Tercatat ada beberapa maskapai berbiaya rendah yang telah kolaps akibat kesulitan keuangan atau tidak kuasa bertempur di langit. Maskapai tersebut antara lain adalah Sempati Air, Bouraq Airline, Adam Air dan Indonesia Air. Paling muktahir adalah Batavia Air yang akhirnya dipailitkan oleh kreditornya, International Lease Finance Corporation.

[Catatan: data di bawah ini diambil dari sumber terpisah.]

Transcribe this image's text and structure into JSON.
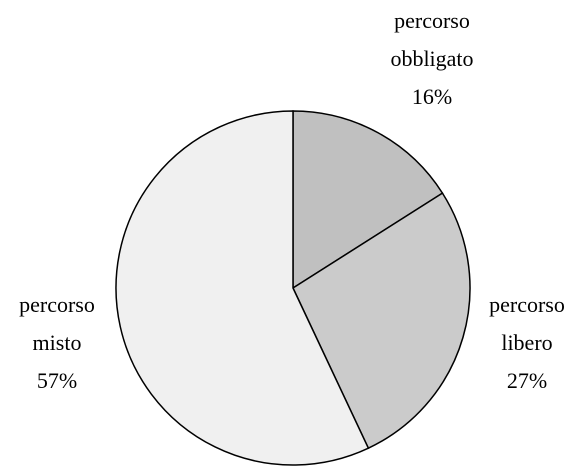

Seperti dikatakan oleh pengamat penerbangan Alvin Lie, nantinya hanya maskapai yang didukung dana besar yang bakal bertahan. “Mungkin nantinya persaingan akan mengerucut pada tiga kekuatan besar yaitu AirAsia, Lion Air, dan Citilink," kata pengamat penerbangan, Alvin Lie, kepada VIVAnews, belum lama ini.

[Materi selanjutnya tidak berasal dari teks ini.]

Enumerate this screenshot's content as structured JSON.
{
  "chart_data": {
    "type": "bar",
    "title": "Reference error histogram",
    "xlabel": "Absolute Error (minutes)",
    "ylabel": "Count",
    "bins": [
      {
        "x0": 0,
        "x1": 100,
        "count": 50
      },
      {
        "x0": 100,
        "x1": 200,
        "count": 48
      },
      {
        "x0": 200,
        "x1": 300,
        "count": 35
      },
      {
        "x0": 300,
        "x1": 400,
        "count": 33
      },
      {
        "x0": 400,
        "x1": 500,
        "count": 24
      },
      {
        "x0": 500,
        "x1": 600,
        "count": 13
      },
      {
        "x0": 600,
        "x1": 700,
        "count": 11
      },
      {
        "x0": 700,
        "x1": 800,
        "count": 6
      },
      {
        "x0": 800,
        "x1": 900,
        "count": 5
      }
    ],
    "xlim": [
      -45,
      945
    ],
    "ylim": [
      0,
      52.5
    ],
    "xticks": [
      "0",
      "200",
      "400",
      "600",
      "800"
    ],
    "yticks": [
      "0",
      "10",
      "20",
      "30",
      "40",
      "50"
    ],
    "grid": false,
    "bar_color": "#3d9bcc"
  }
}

Menurut Alvin Lie, maskapai yang harus berjuang menentukan posisinya dalam peta persaingan bisnis penerbangan LCC adalah Sriwijaya Air dan Mandala. "Yang agak tanggung sekarang adalah Sriwijaya. Apakah mereka akan repositioning atau seperti apa. Sementara itu, Mandala masih mencari bentuk," kata Alvin.
Dari dua kekuatan besar maskapai LCC, Alvin justru melihat persaingan besar akan terjadi pada dua operator yaitu AirAsia dan Citilink. Selain bermodal kuat, keduanya tercatat sudah memiliki pesawat yang bermain di level regional.
Sebagai anak usaha Garuda Indonesia, Citilink diuntungkan dengan posisi induk perusahaan. Citilink bisa menggunakan jaringan regional yang dimiliki oleh induk usahanya yang sudah bergabung dengan jaringan global Skytrax.
Sementara itu, AirAsia Indonesia yang masuk dalam keluarga AirAsia Bhd juga memiliki kekuatan yang sama. Induk usaha mereka sudah mempunyai jaringan yang bersifat regional dengan rute penerbangan internasional yang lebih besar.